Of the modes of persuasion furnished by the spoken word there are three kinds. ... Persuasion is achieved by the speaker's personal character when the speech is so spoken as to make us think him credible.... Secondly, persuasion may come through the hearers, when the speech stirs their emotions. ... Thirdly, persuasion is effected through the speech itself when we have proved a truth or an apparent truth by means of the persuasive arguments suitable to the case in question.

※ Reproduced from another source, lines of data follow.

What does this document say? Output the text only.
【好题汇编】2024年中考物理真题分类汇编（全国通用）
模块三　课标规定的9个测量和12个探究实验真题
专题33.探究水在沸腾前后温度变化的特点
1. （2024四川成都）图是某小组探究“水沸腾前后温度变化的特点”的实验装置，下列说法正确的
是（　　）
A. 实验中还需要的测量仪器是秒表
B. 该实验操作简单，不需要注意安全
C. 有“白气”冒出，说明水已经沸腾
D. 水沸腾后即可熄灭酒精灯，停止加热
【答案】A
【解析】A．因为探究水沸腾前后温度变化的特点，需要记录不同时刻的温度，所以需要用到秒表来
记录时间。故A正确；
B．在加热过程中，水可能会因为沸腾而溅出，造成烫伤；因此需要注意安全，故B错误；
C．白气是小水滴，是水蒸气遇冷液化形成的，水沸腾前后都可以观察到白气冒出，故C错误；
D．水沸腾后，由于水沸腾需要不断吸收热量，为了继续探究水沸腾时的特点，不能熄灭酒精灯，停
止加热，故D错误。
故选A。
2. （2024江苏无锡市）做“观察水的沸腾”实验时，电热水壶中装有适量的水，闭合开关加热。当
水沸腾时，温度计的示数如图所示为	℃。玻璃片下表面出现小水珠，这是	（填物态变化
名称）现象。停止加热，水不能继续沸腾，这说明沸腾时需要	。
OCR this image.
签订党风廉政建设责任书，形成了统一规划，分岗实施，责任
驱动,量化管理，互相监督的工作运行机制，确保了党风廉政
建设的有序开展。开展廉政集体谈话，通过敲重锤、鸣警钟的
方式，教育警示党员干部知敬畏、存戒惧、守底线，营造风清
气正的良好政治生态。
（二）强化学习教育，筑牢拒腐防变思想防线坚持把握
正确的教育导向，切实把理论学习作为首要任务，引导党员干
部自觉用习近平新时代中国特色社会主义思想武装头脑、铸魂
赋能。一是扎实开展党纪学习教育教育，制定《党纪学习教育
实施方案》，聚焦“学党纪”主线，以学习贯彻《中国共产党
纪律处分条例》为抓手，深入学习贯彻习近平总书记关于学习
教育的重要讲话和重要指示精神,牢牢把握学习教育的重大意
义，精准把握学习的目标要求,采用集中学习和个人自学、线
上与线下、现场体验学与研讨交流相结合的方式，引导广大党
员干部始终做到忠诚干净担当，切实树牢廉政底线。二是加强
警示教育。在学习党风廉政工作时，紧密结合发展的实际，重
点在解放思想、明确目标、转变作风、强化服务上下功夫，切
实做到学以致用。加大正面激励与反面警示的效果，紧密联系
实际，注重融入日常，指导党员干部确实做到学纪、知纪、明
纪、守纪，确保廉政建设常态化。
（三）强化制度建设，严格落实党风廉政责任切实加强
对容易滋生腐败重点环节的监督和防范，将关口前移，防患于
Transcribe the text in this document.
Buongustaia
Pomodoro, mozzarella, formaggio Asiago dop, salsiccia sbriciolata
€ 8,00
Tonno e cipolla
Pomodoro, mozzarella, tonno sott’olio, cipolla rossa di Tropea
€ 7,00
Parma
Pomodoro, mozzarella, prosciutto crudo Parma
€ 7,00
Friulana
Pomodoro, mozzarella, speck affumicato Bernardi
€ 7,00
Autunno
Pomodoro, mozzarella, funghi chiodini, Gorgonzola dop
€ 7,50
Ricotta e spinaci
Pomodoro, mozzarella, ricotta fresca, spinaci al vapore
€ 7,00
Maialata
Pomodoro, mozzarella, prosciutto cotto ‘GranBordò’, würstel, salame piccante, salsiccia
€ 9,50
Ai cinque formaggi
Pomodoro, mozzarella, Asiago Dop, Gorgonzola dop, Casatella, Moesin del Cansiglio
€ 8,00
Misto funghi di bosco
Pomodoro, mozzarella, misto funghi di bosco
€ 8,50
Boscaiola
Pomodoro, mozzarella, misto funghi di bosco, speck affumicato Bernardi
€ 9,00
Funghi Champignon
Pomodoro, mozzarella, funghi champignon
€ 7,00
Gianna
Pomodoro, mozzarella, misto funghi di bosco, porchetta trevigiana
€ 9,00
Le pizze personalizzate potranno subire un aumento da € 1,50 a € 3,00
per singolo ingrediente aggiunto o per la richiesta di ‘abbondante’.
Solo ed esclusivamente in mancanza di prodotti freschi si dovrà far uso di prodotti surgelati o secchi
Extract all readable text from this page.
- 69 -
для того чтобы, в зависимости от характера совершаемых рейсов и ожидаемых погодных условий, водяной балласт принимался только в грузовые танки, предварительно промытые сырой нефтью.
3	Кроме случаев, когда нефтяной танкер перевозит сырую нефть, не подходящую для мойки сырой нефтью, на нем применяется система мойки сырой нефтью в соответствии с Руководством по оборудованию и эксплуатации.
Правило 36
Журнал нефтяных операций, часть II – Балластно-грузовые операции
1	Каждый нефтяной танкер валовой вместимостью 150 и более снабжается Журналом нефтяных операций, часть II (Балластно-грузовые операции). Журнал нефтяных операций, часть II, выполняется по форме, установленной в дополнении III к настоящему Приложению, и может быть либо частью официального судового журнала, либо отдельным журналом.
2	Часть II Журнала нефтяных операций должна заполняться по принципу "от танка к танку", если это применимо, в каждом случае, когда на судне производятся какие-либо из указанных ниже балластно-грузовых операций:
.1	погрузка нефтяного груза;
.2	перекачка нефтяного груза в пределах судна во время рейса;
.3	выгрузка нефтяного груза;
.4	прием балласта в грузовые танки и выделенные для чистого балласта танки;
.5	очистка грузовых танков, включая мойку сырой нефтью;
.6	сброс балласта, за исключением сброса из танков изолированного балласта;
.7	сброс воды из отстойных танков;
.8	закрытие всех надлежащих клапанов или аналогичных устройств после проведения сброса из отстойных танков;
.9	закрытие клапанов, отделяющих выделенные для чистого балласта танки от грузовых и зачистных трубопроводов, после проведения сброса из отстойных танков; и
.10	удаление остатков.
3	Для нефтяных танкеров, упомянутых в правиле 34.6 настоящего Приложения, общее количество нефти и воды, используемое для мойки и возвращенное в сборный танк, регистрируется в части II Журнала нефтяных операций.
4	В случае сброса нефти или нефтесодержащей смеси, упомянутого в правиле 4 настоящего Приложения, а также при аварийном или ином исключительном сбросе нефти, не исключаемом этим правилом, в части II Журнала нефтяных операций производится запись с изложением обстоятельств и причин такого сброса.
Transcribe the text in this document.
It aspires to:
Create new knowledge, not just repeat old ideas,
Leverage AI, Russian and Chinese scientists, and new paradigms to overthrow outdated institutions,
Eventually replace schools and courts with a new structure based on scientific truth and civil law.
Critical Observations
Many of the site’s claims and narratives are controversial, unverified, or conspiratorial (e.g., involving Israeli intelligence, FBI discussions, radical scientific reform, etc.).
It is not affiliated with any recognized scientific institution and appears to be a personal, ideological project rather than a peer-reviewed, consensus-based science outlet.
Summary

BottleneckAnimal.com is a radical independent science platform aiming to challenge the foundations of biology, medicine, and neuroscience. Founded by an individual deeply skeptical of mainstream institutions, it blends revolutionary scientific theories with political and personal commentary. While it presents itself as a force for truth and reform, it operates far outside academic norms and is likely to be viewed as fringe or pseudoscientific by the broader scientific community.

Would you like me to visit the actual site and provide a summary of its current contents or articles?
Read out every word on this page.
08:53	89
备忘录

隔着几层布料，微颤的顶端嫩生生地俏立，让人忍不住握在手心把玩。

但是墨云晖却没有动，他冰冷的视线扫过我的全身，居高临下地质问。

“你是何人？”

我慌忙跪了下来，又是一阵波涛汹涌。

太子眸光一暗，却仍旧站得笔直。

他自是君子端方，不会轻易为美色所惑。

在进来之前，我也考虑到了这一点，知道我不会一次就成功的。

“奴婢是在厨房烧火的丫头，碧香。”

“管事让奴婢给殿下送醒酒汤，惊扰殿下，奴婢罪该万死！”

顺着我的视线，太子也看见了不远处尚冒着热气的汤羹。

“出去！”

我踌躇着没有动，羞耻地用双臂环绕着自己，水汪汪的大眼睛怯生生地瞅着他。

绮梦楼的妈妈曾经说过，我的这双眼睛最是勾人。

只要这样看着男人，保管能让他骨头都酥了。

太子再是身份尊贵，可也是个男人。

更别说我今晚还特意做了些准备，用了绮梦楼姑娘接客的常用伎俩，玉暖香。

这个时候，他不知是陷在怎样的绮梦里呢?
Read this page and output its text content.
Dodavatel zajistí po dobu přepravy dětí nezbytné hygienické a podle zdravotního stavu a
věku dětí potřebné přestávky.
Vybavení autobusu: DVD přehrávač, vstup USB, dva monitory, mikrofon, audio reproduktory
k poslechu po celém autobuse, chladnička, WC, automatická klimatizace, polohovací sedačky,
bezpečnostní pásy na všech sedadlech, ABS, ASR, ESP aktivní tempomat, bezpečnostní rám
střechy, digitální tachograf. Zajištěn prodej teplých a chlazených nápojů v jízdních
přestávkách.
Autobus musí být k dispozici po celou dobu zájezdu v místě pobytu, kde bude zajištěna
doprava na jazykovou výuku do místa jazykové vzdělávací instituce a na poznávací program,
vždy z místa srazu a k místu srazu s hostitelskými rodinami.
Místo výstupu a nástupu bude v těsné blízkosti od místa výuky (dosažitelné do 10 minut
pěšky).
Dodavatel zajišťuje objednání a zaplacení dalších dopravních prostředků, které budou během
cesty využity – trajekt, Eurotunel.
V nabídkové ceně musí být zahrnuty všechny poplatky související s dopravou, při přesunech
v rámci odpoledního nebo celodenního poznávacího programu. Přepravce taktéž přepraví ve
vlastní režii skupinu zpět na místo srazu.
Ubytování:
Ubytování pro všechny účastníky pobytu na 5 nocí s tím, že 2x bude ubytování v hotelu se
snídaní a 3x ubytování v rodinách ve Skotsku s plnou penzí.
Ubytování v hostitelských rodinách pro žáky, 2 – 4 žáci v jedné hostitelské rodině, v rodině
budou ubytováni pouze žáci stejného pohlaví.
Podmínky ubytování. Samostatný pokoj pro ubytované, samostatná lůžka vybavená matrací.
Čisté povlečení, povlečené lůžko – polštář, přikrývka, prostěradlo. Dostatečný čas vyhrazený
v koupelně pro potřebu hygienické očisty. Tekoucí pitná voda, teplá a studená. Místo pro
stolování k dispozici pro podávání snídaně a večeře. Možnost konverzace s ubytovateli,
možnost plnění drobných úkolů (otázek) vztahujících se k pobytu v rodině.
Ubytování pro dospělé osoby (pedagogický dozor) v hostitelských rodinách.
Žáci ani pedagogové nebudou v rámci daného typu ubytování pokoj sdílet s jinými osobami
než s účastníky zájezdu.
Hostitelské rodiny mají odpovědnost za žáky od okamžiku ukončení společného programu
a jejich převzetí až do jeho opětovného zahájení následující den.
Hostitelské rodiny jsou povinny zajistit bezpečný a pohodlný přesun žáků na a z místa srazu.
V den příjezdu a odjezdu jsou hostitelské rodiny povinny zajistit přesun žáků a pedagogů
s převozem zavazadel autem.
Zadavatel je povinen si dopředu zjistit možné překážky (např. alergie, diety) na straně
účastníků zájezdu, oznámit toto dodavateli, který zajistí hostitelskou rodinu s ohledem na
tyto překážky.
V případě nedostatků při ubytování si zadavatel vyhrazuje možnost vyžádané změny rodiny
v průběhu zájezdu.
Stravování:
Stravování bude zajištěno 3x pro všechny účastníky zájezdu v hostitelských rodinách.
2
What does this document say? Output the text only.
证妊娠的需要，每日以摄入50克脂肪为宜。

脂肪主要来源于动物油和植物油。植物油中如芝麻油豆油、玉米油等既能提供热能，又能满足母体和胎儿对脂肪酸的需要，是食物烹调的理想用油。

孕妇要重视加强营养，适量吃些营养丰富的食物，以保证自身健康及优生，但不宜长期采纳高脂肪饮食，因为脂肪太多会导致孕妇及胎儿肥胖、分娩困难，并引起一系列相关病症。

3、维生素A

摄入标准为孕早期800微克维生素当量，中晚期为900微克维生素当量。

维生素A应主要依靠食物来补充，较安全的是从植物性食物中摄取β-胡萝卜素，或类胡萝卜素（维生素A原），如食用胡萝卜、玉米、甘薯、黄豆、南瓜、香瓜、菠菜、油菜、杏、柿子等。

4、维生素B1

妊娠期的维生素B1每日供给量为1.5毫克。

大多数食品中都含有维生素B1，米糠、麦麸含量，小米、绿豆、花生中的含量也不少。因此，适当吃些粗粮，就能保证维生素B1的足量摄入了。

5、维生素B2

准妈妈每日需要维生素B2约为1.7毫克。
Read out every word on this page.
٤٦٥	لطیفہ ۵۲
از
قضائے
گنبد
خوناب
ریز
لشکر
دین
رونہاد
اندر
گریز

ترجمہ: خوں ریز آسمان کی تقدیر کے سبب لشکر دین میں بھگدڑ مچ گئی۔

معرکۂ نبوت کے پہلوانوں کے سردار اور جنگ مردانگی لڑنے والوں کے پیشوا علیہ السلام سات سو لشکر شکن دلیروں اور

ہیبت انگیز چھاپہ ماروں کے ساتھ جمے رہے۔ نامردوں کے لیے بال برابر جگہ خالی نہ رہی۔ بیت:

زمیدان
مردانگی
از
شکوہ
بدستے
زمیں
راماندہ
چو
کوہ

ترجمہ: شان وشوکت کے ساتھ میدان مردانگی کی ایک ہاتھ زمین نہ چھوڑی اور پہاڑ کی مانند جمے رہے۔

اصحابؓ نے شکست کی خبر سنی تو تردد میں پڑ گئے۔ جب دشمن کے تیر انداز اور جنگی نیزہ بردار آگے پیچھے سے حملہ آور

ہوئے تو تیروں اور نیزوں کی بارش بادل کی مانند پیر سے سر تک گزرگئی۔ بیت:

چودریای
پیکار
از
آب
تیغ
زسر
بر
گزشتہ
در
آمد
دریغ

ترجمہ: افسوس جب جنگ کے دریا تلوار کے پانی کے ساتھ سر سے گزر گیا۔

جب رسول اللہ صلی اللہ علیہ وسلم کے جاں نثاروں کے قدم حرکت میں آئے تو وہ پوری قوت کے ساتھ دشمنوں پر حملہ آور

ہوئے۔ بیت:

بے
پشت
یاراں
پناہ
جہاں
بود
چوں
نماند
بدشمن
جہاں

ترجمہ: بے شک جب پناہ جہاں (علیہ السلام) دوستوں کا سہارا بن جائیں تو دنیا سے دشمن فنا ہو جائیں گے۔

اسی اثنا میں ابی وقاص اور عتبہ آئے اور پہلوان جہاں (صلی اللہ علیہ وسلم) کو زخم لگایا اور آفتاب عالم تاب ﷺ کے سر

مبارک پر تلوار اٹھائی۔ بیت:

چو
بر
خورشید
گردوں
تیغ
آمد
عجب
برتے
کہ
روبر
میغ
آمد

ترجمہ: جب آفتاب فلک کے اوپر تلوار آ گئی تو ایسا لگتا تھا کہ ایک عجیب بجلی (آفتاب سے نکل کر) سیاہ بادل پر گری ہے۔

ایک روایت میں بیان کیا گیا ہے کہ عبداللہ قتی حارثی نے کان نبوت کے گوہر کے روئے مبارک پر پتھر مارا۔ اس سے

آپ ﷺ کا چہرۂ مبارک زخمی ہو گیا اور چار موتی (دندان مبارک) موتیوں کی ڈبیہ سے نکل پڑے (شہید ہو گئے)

Aquinas says that our emotions help or hinder our efforts to do better or worse.  In other words, love for something speeds us towards that thing, fear contracts us so we tend to shrink from the thing, hatred or aversion repels us from that thing, hope inclines us to work towards a thing that is loved and desired.   So perhaps  rhetoric or persuasion is perfectly legitimate when it moves your emotions RIGHTLY, but it is distorted when it strives to move you by fear, or love for an inferior thing, or hatred for something that is not really hate-worthy.   Basically, it is distorting when it strives to move you in a direction that is not reasoned; but emotion in the service of reason is a fine thing and also the way God intended us to operate, since He didn't create us as pure spirits, like the angels.

You see that in exemplary form in Jesus's life and way of teaching -- He had no problem operating with the full range of emotion and teaching in a way that included emotional power, but He never mis-used emotion in His life or teachings.

So another set of questions to ask in regard to a practical book.

  • What means does it use to persuade you to its ends?   
  • In what way does it use reasoning or demonstration of truth? (logos)
  • In what way does it strive to stir the emotions of the reader? (pathos)
  • In what way does it employ the credibility of the writer? (ethos)
Narrative and anecdote are often used in a practical book.   In fact, it's very difficult to read a practical book that doesn't have at least a few concrete examples.   Narrative is the core of rhetoric in many respects and also has an intriguing therapeutic aspect.    It is said to unite logos, pathos, and ethos in many ways -- as you can see very well in Jesus' parables.   So perhaps I would add another question:

  • In what way does a given practical book employ stories, anecdotes and examples to illustrate or demonstrate its points?